Rape, sexual enslavement, and other forms of violence against women are prevalent in the camps. Militias have continued cross-border incursions, firing machine guns and throwing grenades at UN peacekeepers and East Timorese.
La’o Hamutuk (“walking together” in Tetum, East Timor’s indigenous language) is a joint East Timorese-international organization, which has provided consistent support for grassroots voices like the NGO Forum.
The International Federation for East Timor, a coalition of solidarity groups that coordinated UN-accredited observers who monitored the 1999 referendum process, helped create La’o Hamutuk, which exists “to monitor and to report on the activities of the principal international institutions present in Timor Loro Sa’e as they relate to the physical and social reconstruction of the country.”
Its bulletin (available in English, Indonesian and Tetum at www.etan.org/lh) provides excellent coverage of UN, World Bank and international non-governmental organizations in East Timor.
The LH bulletin has protested inadequate representation of East Timorese in the interim government of the UN Transitional Authority in East Timor (UNTAET), and has published documentation of the staggering differential in UN salaries between international and East Timorese workers.
Though it is not necessarily unreasonable that international workers should be adequately compensated to cover their expenses at home in the “developed world,” it is unconscionable that the average international staff person is paid more than thirty times the average local UNTAET staffer.
Given that East Timor is a communal society in which more fortunate people support those in need and, thanks in no small part to the dictates of the IMF and the World Bank, East Timorese unemployment hovers at around eighty percent, the several thousand East Timorese employed by the UN (who make an average of $240 per month) are supporting extended networks on pay inadequate for a single person.
Salaries for East Timorese employed by the East Timor Transitional Authority (ETTA) are even lower, averaging $123 a month. The ETTA will become East Timor’s administration when UNTAET leaves next year, and officials justify low salaries by asserting that there is not enough money available to pay local staff the same level the UN pays.

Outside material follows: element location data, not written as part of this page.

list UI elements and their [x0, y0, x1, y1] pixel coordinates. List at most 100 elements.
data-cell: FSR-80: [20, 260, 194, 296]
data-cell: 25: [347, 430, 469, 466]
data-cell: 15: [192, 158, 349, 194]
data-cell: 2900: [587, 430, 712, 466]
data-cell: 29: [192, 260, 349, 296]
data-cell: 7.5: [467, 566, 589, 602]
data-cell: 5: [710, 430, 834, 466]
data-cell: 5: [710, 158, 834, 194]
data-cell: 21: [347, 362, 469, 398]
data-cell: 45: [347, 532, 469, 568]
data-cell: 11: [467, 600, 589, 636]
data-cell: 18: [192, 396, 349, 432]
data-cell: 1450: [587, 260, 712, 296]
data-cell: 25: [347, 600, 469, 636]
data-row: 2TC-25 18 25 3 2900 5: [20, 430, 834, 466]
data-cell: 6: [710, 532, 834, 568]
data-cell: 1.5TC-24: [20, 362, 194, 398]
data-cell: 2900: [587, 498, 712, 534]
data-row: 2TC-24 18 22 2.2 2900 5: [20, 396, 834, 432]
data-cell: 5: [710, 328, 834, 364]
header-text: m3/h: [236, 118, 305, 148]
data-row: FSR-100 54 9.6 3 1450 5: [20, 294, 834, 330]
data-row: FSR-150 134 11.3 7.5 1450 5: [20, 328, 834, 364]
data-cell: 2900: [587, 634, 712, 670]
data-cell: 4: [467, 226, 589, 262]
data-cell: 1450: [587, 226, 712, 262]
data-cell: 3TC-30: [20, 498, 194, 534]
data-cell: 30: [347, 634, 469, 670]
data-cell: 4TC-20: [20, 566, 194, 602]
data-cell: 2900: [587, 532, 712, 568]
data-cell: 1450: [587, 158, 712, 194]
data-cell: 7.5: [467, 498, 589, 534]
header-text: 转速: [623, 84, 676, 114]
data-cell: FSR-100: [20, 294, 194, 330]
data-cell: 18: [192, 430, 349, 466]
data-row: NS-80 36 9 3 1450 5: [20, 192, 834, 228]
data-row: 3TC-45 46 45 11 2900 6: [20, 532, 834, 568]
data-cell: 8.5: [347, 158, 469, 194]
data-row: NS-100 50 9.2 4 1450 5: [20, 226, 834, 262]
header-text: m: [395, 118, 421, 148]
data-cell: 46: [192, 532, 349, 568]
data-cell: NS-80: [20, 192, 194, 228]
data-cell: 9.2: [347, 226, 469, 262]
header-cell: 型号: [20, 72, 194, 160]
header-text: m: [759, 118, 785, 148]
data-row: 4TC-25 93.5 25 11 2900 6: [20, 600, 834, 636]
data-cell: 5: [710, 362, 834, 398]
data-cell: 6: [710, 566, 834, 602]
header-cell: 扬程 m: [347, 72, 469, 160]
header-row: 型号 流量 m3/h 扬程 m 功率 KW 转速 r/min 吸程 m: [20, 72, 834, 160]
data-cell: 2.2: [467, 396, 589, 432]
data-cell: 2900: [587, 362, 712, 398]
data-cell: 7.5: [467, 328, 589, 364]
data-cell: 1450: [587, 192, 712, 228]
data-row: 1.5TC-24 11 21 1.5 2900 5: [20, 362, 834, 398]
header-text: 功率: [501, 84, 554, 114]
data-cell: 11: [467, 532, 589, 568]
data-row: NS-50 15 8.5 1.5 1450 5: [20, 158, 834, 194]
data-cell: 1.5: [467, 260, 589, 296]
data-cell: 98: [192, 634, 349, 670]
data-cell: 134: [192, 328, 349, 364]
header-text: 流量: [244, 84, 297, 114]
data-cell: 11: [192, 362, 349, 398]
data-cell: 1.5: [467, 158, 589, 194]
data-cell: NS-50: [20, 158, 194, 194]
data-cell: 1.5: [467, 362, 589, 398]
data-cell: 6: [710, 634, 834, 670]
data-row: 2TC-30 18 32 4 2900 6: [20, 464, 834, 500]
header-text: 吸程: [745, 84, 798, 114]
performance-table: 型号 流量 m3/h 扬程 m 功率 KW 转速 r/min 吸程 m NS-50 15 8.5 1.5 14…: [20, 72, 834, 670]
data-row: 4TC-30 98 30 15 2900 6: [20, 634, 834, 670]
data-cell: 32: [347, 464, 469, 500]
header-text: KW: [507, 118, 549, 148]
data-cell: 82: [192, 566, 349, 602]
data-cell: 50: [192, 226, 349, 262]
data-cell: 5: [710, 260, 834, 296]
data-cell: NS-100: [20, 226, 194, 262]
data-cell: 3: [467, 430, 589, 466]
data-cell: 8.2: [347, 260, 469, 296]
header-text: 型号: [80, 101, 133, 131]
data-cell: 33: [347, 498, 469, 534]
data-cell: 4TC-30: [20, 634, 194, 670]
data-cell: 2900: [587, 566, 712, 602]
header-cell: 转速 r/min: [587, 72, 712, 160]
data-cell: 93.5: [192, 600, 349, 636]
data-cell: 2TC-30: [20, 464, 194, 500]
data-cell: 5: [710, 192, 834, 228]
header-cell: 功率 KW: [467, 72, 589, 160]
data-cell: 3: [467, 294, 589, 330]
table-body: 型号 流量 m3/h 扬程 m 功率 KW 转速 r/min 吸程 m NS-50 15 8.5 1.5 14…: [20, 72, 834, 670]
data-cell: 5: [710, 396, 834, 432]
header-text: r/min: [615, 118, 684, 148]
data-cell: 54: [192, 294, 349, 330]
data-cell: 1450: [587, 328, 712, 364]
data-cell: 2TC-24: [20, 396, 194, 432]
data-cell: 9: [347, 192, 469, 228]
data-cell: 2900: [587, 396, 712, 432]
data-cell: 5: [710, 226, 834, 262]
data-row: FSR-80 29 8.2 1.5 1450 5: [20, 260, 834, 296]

Meanwhile UN “volunteers” receive an average of $2,250 per month, contributing to inflation and other distortions of East Timor’s economy.
In prioritizing open markets, which a high-ranking UN official called “the only remotely viable means of pulling billions of people out of the abject poverty in which they find themselves,” the UN and World Bank are supporting a two-tier economy.
Grassroots Assistance Needed
A U.S. activist working in East Timor recently wrote, “My mom read that the kids here don’t have notebooks and wanted to help — the thing she can do that will best insure long term notebooks for the masses is press the U.S. government to push Indonesia to disarm the militia, leave the border alone, send the refugees back and allow an international tribunal! Without that, resources will be squandered arming the border and squabbling with the militias.”
East Timorese working for alternatives to the “Washington consensus” on development priorities need the continued solidarity of U.S.-based activists in their struggle. Ties to grassroots activists and organizations in East Timor, and initiatives like the “Sister City” project between the East Timor Action Network’s Madison, Wisconsin, chapter and the East Timorese town of Ainaro, will be of continuing importance.
And as the State Department and Pentagon move toward “reengagement” with the Indonesian armed forces, ETAN will work with the newly-formed Indonesia Human Rights Network and other anti-militarist groups to oppose aid to Jakarta’s armed forces, and to push for both an international tribunal for war crimes committed in East Timor and a return of all forcibly displaced East Timorese who wish to return to their homeland.